Education. Il semble que les écoles tombent de plus en plus sous le joug du business et de l’attrait financier. Ainsi l’école privée Ramsès située à Choubra, vieille de 40 ans, veut fermer ses portes pour être vendue comme bien immobilier. Enquête.

 Le poids du gain

« Nous sommes comme le bateau qui n’a pas de capitaine.

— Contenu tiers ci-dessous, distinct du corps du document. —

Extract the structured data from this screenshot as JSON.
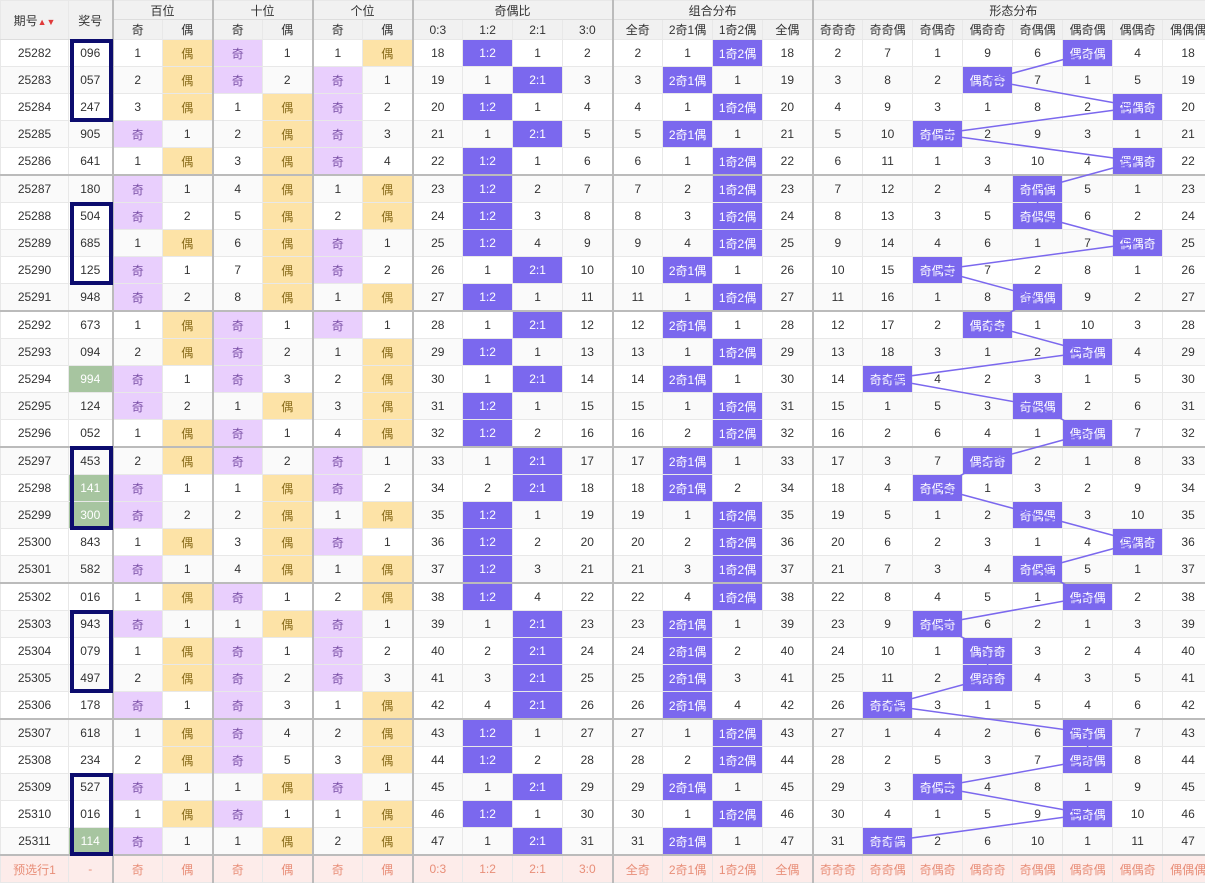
{
  "headers": {
    "period": "期号",
    "prize": "奖号",
    "groups": [
      "百位",
      "十位",
      "个位",
      "奇偶比",
      "组合分布",
      "形态分布"
    ],
    "sub_bai": [
      "奇",
      "偶"
    ],
    "sub_shi": [
      "奇",
      "偶"
    ],
    "sub_ge": [
      "奇",
      "偶"
    ],
    "sub_ratio": [
      "0:3",
      "1:2",
      "2:1",
      "3:0"
    ],
    "sub_combo": [
      "全奇",
      "2奇1偶",
      "1奇2偶",
      "全偶"
    ],
    "sub_shape": [
      "奇奇奇",
      "奇奇偶",
      "奇偶奇",
      "偶奇奇",
      "奇偶偶",
      "偶奇偶",
      "偶偶奇",
      "偶偶偶"
    ]
  },
  "rows": [
    {
      "p": "25282",
      "n": "096",
      "c": [
        "1",
        "偶",
        "奇",
        "1",
        "1",
        "偶",
        "18",
        "1:2",
        "1",
        "2",
        "2",
        "1",
        "1奇2偶",
        "18",
        "2",
        "7",
        "1",
        "9",
        "6",
        "偶奇偶",
        "4",
        "18"
      ]
    },
    {
      "p": "25283",
      "n": "057",
      "c": [
        "2",
        "偶",
        "奇",
        "2",
        "奇",
        "1",
        "19",
        "1",
        "2:1",
        "3",
        "3",
        "2奇1偶",
        "1",
        "19",
        "3",
        "8",
        "2",
        "偶奇奇",
        "7",
        "1",
        "5",
        "19"
      ]
    },
    {
      "p": "25284",
      "n": "247",
      "c": [
        "3",
        "偶",
        "1",
        "偶",
        "奇",
        "2",
        "20",
        "1:2",
        "1",
        "4",
        "4",
        "1",
        "1奇2偶",
        "20",
        "4",
        "9",
        "3",
        "1",
        "8",
        "2",
        "偶偶奇",
        "20"
      ]
    },
    {
      "p": "25285",
      "n": "905",
      "c": [
        "奇",
        "1",
        "2",
        "偶",
        "奇",
        "3",
        "21",
        "1",
        "2:1",
        "5",
        "5",
        "2奇1偶",
        "1",
        "21",
        "5",
        "10",
        "奇偶奇",
        "2",
        "9",
        "3",
        "1",
        "21"
      ]
    },
    {
      "p": "25286",
      "n": "641",
      "c": [
        "1",
        "偶",
        "3",
        "偶",
        "奇",
        "4",
        "22",
        "1:2",
        "1",
        "6",
        "6",
        "1",
        "1奇2偶",
        "22",
        "6",
        "11",
        "1",
        "3",
        "10",
        "4",
        "偶偶奇",
        "22"
      ]
    },
    {
      "p": "25287",
      "n": "180",
      "c": [
        "奇",
        "1",
        "4",
        "偶",
        "1",
        "偶",
        "23",
        "1:2",
        "2",
        "7",
        "7",
        "2",
        "1奇2偶",
        "23",
        "7",
        "12",
        "2",
        "4",
        "奇偶偶",
        "5",
        "1",
        "23"
      ]
    },
    {
      "p": "25288",
      "n": "504",
      "c": [
        "奇",
        "2",
        "5",
        "偶",
        "2",
        "偶",
        "24",
        "1:2",
        "3",
        "8",
        "8",
        "3",
        "1奇2偶",
        "24",
        "8",
        "13",
        "3",
        "5",
        "奇偶偶",
        "6",
        "2",
        "24"
      ]
    },
    {
      "p": "25289",
      "n": "685",
      "c": [
        "1",
        "偶",
        "6",
        "偶",
        "奇",
        "1",
        "25",
        "1:2",
        "4",
        "9",
        "9",
        "4",
        "1奇2偶",
        "25",
        "9",
        "14",
        "4",
        "6",
        "1",
        "7",
        "偶偶奇",
        "25"
      ]
    },
    {
      "p": "25290",
      "n": "125",
      "c": [
        "奇",
        "1",
        "7",
        "偶",
        "奇",
        "2",
        "26",
        "1",
        "2:1",
        "10",
        "10",
        "2奇1偶",
        "1",
        "26",
        "10",
        "15",
        "奇偶奇",
        "7",
        "2",
        "8",
        "1",
        "26"
      ]
    },
    {
      "p": "25291",
      "n": "948",
      "c": [
        "奇",
        "2",
        "8",
        "偶",
        "1",
        "偶",
        "27",
        "1:2",
        "1",
        "11",
        "11",
        "1",
        "1奇2偶",
        "27",
        "11",
        "16",
        "1",
        "8",
        "奇偶偶",
        "9",
        "2",
        "27"
      ]
    },
    {
      "p": "25292",
      "n": "673",
      "c": [
        "1",
        "偶",
        "奇",
        "1",
        "奇",
        "1",
        "28",
        "1",
        "2:1",
        "12",
        "12",
        "2奇1偶",
        "1",
        "28",
        "12",
        "17",
        "2",
        "偶奇奇",
        "1",
        "10",
        "3",
        "28"
      ]
    },
    {
      "p": "25293",
      "n": "094",
      "c": [
        "2",
        "偶",
        "奇",
        "2",
        "1",
        "偶",
        "29",
        "1:2",
        "1",
        "13",
        "13",
        "1",
        "1奇2偶",
        "29",
        "13",
        "18",
        "3",
        "1",
        "2",
        "偶奇偶",
        "4",
        "29"
      ]
    },
    {
      "p": "25294",
      "n": "994",
      "c": [
        "奇",
        "1",
        "奇",
        "3",
        "2",
        "偶",
        "30",
        "1",
        "2:1",
        "14",
        "14",
        "2奇1偶",
        "1",
        "30",
        "14",
        "奇奇偶",
        "4",
        "2",
        "3",
        "1",
        "5",
        "30"
      ]
    },
    {
      "p": "25295",
      "n": "124",
      "c": [
        "奇",
        "2",
        "1",
        "偶",
        "3",
        "偶",
        "31",
        "1:2",
        "1",
        "15",
        "15",
        "1",
        "1奇2偶",
        "31",
        "15",
        "1",
        "5",
        "3",
        "奇偶偶",
        "2",
        "6",
        "31"
      ]
    },
    {
      "p": "25296",
      "n": "052",
      "c": [
        "1",
        "偶",
        "奇",
        "1",
        "4",
        "偶",
        "32",
        "1:2",
        "2",
        "16",
        "16",
        "2",
        "1奇2偶",
        "32",
        "16",
        "2",
        "6",
        "4",
        "1",
        "偶奇偶",
        "7",
        "32"
      ]
    },
    {
      "p": "25297",
      "n": "453",
      "c": [
        "2",
        "偶",
        "奇",
        "2",
        "奇",
        "1",
        "33",
        "1",
        "2:1",
        "17",
        "17",
        "2奇1偶",
        "1",
        "33",
        "17",
        "3",
        "7",
        "偶奇奇",
        "2",
        "1",
        "8",
        "33"
      ]
    },
    {
      "p": "25298",
      "n": "141",
      "c": [
        "奇",
        "1",
        "1",
        "偶",
        "奇",
        "2",
        "34",
        "2",
        "2:1",
        "18",
        "18",
        "2奇1偶",
        "2",
        "34",
        "18",
        "4",
        "奇偶奇",
        "1",
        "3",
        "2",
        "9",
        "34"
      ]
    },
    {
      "p": "25299",
      "n": "300",
      "c": [
        "奇",
        "2",
        "2",
        "偶",
        "1",
        "偶",
        "35",
        "1:2",
        "1",
        "19",
        "19",
        "1",
        "1奇2偶",
        "35",
        "19",
        "5",
        "1",
        "2",
        "奇偶偶",
        "3",
        "10",
        "35"
      ]
    },
    {
      "p": "25300",
      "n": "843",
      "c": [
        "1",
        "偶",
        "3",
        "偶",
        "奇",
        "1",
        "36",
        "1:2",
        "2",
        "20",
        "20",
        "2",
        "1奇2偶",
        "36",
        "20",
        "6",
        "2",
        "3",
        "1",
        "4",
        "偶偶奇",
        "36"
      ]
    },
    {
      "p": "25301",
      "n": "582",
      "c": [
        "奇",
        "1",
        "4",
        "偶",
        "1",
        "偶",
        "37",
        "1:2",
        "3",
        "21",
        "21",
        "3",
        "1奇2偶",
        "37",
        "21",
        "7",
        "3",
        "4",
        "奇偶偶",
        "5",
        "1",
        "37"
      ]
    },
    {
      "p": "25302",
      "n": "016",
      "c": [
        "1",
        "偶",
        "奇",
        "1",
        "2",
        "偶",
        "38",
        "1:2",
        "4",
        "22",
        "22",
        "4",
        "1奇2偶",
        "38",
        "22",
        "8",
        "4",
        "5",
        "1",
        "偶奇偶",
        "2",
        "38"
      ]
    },
    {
      "p": "25303",
      "n": "943",
      "c": [
        "奇",
        "1",
        "1",
        "偶",
        "奇",
        "1",
        "39",
        "1",
        "2:1",
        "23",
        "23",
        "2奇1偶",
        "1",
        "39",
        "23",
        "9",
        "奇偶奇",
        "6",
        "2",
        "1",
        "3",
        "39"
      ]
    },
    {
      "p": "25304",
      "n": "079",
      "c": [
        "1",
        "偶",
        "奇",
        "1",
        "奇",
        "2",
        "40",
        "2",
        "2:1",
        "24",
        "24",
        "2奇1偶",
        "2",
        "40",
        "24",
        "10",
        "1",
        "偶奇奇",
        "3",
        "2",
        "4",
        "40"
      ]
    },
    {
      "p": "25305",
      "n": "497",
      "c": [
        "2",
        "偶",
        "奇",
        "2",
        "奇",
        "3",
        "41",
        "3",
        "2:1",
        "25",
        "25",
        "2奇1偶",
        "3",
        "41",
        "25",
        "11",
        "2",
        "偶奇奇",
        "4",
        "3",
        "5",
        "41"
      ]
    },
    {
      "p": "25306",
      "n": "178",
      "c": [
        "奇",
        "1",
        "奇",
        "3",
        "1",
        "偶",
        "42",
        "4",
        "2:1",
        "26",
        "26",
        "2奇1偶",
        "4",
        "42",
        "26",
        "奇奇偶",
        "3",
        "1",
        "5",
        "4",
        "6",
        "42"
      ]
    },
    {
      "p": "25307",
      "n": "618",
      "c": [
        "1",
        "偶",
        "奇",
        "4",
        "2",
        "偶",
        "43",
        "1:2",
        "1",
        "27",
        "27",
        "1",
        "1奇2偶",
        "43",
        "27",
        "1",
        "4",
        "2",
        "6",
        "偶奇偶",
        "7",
        "43"
      ]
    },
    {
      "p": "25308",
      "n": "234",
      "c": [
        "2",
        "偶",
        "奇",
        "5",
        "3",
        "偶",
        "44",
        "1:2",
        "2",
        "28",
        "28",
        "2",
        "1奇2偶",
        "44",
        "28",
        "2",
        "5",
        "3",
        "7",
        "偶奇偶",
        "8",
        "44"
      ]
    },
    {
      "p": "25309",
      "n": "527",
      "c": [
        "奇",
        "1",
        "1",
        "偶",
        "奇",
        "1",
        "45",
        "1",
        "2:1",
        "29",
        "29",
        "2奇1偶",
        "1",
        "45",
        "29",
        "3",
        "奇偶奇",
        "4",
        "8",
        "1",
        "9",
        "45"
      ]
    },
    {
      "p": "25310",
      "n": "016",
      "c": [
        "1",
        "偶",
        "奇",
        "1",
        "1",
        "偶",
        "46",
        "1:2",
        "1",
        "30",
        "30",
        "1",
        "1奇2偶",
        "46",
        "30",
        "4",
        "1",
        "5",
        "9",
        "偶奇偶",
        "10",
        "46"
      ]
    },
    {
      "p": "25311",
      "n": "114",
      "c": [
        "奇",
        "1",
        "1",
        "偶",
        "2",
        "偶",
        "47",
        "1",
        "2:1",
        "31",
        "31",
        "2奇1偶",
        "1",
        "47",
        "31",
        "奇奇偶",
        "2",
        "6",
        "10",
        "1",
        "11",
        "47"
      ]
    }
  ],
  "preselect": {
    "label": "预选行1",
    "prize": "-",
    "cells": [
      "奇",
      "偶",
      "奇",
      "偶",
      "奇",
      "偶",
      "0:3",
      "1:2",
      "2:1",
      "3:0",
      "全奇",
      "2奇1偶",
      "1奇2偶",
      "全偶",
      "奇奇奇",
      "奇奇偶",
      "奇偶奇",
      "偶奇奇",
      "奇偶偶",
      "偶奇偶",
      "偶偶奇",
      "偶偶偶"
    ]
  },
  "highlight_prize_rows": [
    "25294",
    "25298",
    "25299",
    "25311"
  ],
  "colors": {
    "odd": "#e9cffd",
    "even": "#fde3a7",
    "hit": "#7b68ee",
    "prize_green": "#a7c5a0",
    "box": "#0c0c6e"
  }
}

Il est en train de faire naufrage et donc, tout le monde est en train de sauter pour sauver sa peau », hurle Manal, professeure à l’école Ramsès et l’une de ses anciennes élèves. Elle est aussi la maman de deux enfants en 6e primaire et en 3e préparatoire inscrits dans cette même école. Aujourd’hui, l’école Ramsès est agitée par de profondes dissensions et le combat a commencé. Bilan : 1 200 élèves sont menacés de partir, 200 employés risquent d’être licenciés et 7 autres ont été mis à la porte.

L’histoire a commencé le 7 avril dernier quand la propriétaire de l’école Ramsès, située au quartier de Choubra, a décidé de mettre fin à la longue et prestigieuse histoire de cette institution. Raison : elle a décidé d’émigrer au Canada et veut à tout prix vendre le bâtiment vieux de 40 ans.

L’école Ramsès, très connue dans le quartier, n’a cessé ces quatre dernières décennies d’accueillir des enfants de ce quartier et de ses alentours, Charabiya, Rod Al-Farag, Choubra Al-Kheima, etc. Fondée en 1968, cette école privée qui recevait les enfants du cycle moyen jouissait d’une très bonne réputation dans le quartier. Mais, au fil du temps, d’autres intérêts sont entrés en jeu. « Vu la place stratégique où se situe l’établissement, les courtiers ont pu convaincre la pédagogue Samiha Zarif, la propriétaire, de vendre le terrain sur lequel se dresse l’école contre une somme de 40 millions de L.E. L’objectif étant d’édifier à la place des centres commerciaux », explique Emad, père de deux enfants inscrits dans cette école. Depuis, parents et enseignants ne sont pas restés les bras croisés. La propriétaire de l’école a fait circuler des rumeurs comme quoi les bâtiments risquent de s’effondrer. Elle a fait venir des ingénieurs qui ont commencé à détruire les murs de soutènement de la bâtisse. « Malgré cette grave infraction aux règles de sécurité industrielle, la directrice fait passer les examens aux élèves dans des tentes sous prétexte d’éviter de les exposer au danger », avance Khaled, père de deux enfants à l’école, fonctionnaire de 42 ans.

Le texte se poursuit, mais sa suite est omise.